The US Navy is preparing to replace storage tanks that have leaked approximately 1.5 million gallons of fuel into the ground at Point Loma Naval Base.
The $140 million (101 million) replacement project will last five years, involving the construction of eight aboveground tanks at the base's Defense Fuel Support Point – the largest naval fuel depot in the world. Some tanks are years past their expected life span, with 54 needing replacement.
Between 1999 and 2003 oil leaked from three tanks. The spillage reached about 50 feet below ground. The Navy began its cleanup work in 2001, with a possible further 20 years until completion. The Navy has spent nearly $60 million to repair the leaks, map the underground plume and clean up the site. Only about 10% of the leaked fuel has been recovered.
The new tanks will be installed at the same site as some existing tanks. Combined capacity is 42 million gallons of jet and marine diesel fuel for military ships and aircraft at facilities throughout the region.
In September, contractors started digging an 800 ft gravel-filled trench near the existing tanks to speed up the recovery. Forming the trench will cost $3.5 million. The tanks will be circular and double-walled, featuring monitors designed to detect leaks and track fuel movement in and out of them with improved volume controls. Workers also will build four catch basins around the replacement tanks to capture rainfall runoff and fuel spills.

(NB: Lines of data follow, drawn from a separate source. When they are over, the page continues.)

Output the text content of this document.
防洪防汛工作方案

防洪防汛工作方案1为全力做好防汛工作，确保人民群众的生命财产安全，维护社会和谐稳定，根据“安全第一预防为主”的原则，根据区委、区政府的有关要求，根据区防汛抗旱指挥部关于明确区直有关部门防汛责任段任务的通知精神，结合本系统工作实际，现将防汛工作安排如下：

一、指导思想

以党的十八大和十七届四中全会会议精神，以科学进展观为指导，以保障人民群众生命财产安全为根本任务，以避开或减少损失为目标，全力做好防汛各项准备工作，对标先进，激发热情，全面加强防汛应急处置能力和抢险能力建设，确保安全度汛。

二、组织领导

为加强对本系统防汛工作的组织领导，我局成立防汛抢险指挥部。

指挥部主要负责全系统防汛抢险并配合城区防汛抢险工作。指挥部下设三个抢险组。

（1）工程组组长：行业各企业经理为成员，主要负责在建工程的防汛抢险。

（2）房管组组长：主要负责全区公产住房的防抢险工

The Navy's plan also includes construction of a facility near the tanks to recover oil from the bilge water of its ships. The current plant is 30 years old.
Navy officials are expected to choose a contractor for the tank-replacement project in spring 2008, with construction starting later in the year. When work is finished, the new fuel tanks will occupy 35 acres on the base instead of the current 200.